A formação da crôa nos ensina que nada é eterno, tudo é mudança, e que precisamos saber esperar o tempo do desabrochar. Sem apressar o rio de nosso viver, sem botar carbureto para amadurecer à força. Com JG e sua timidez e sociabilidade com estranhos está sendo assim. Devagarinho, dia por dia ele vai aprendendo que nem todos mordem. Só alguns e deles precisamos saber nos defender. Como para ver a Crôa, chegando na praia com mar bravio, temos que ter paciência e acreditar que o melhor ainda está para vir em nossas vidas. É só esperar a força da maré que irá revelar o que temos de melhor, em suas luas vazantes. Uma esperança atuante, sem ser esperança de comodismo. Esperança que não se cansa em apresentar novos amiguinhos para o JG, na esperança de que, pouco a pouco, como ontem à noite, ele mesmo tome a iniciativa e consiga. 
Assim é como tudo na vida. Temos que ter paciência, para ver o que se descobre nas vazantes de nós mesmos, dos outros e da realidade. Ali quando tudo fica a mostra e se revela em sua completude. Possibilitando que tesouros escondidos, como minha estrela de nove pontas, possa ser acessado e nos torne melhores. Esperanças daquelas revolucionárias, transformadoras, não daquelas de braços cruzados. Das que lentamente, mas com perseverança, moldam o destino que se pretende ser. Alterando a crôa de nosso viver, do viver do outro e da própria realidade. 
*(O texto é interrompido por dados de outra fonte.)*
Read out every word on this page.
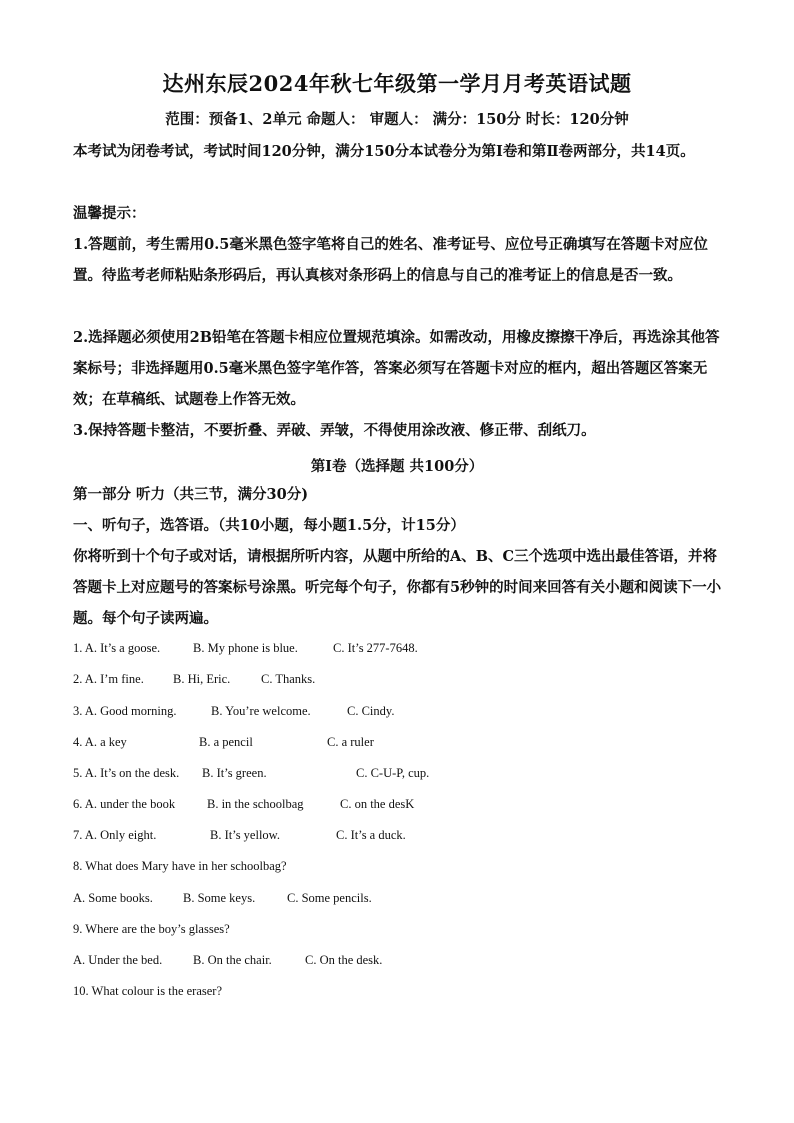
达州东辰2024年秋七年级第一学月月考英语试题
范围：预备1、2单元 命题人： 审题人： 满分：150分 时长：120分钟
本考试为闭卷考试，考试时间120分钟，满分150分本试卷分为第Ⅰ卷和第Ⅱ卷两部分，共14页。
温馨提示：
1.答题前，考生需用0.5毫米黑色签字笔将自己的姓名、准考证号、应位号正确填写在答题卡对应位置。待监考老师粘贴条形码后，再认真核对条形码上的信息与自己的准考证上的信息是否一致。
2.选择题必须使用2B铅笔在答题卡相应位置规范填涂。如需改动，用橡皮擦擦干净后，再选涂其他答案标号；非选择题用0.5毫米黑色签字笔作答，答案必须写在答题卡对应的框内，超出答题区答案无效；在草稿纸、试题卷上作答无效。
3.保持答题卡整洁，不要折叠、弄破、弄皱，不得使用涂改液、修正带、刮纸刀。
第Ⅰ卷（选择题 共100分）
第一部分 听力（共三节，满分30分)
一、听句子，选答语。（共10小题，每小题1.5分，计15分）
你将听到十个句子或对话，请根据所听内容，从题中所给的A、B、C三个选项中选出最佳答语，并将答题卡上对应题号的答案标号涂黑。听完每个句子，你都有5秒钟的时间来回答有关小题和阅读下一小题。每个句子读两遍。
1. A. It’s a goose.	B. My phone is blue.	C. It’s 277-7648.
2. A. I’m fine. B. Hi, Eric. C. Thanks.
3. A. Good morning.	B. You’re welcome.	C. Cindy.
4. A. a key	B. a pencil	C. a ruler
5. A. It’s on the desk. B. It’s green.	C. C-U-P, cup.
6. A. under the book	B. in the schoolbag	C. on the desK
7. A. Only eight.	B. It’s yellow.	C. It’s a duck.
8. What does Mary have in her schoolbag?
A. Some books. B. Some keys.	C. Some pencils.
9. Where are the boy’s glasses?
A. Under the bed. B. On the chair.	C. On the desk.
10. What colour is the eraser?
então, quando as coisas ainda estiverem encobertas em seu viver, com mar bravio batendo à sua praia, tenha calma. Isso também passa e o melhor ainda estará por vir em teu viver, é cultivar o tempo da maré, ela vai virar e uma linda crôa aparecerá. Talvez não seja o tempo ainda, ou o que queira muito, na verdade não seja bom, no futuro de seus dias. quem saberá o que a crôa revelará? Só uma coisa sabemos, o ontem já se foi, e tudo é mudança. Então, aprenda a eternizar os bons momentos e as vadias alegrias em seu viver. eles são como a formação da crôa, nada perenes. Mas, infinitamente belos quando acontecem. Talvez o segredo dessa beleza seja justamente a percepção da finitude desse instantes mágicos, como o de ao caminhar ver uma estrela do mar de nove pontas, ou de se deliciar vendo o filho brincar. O amor tem o dom de eternizar nosso peregrino viver.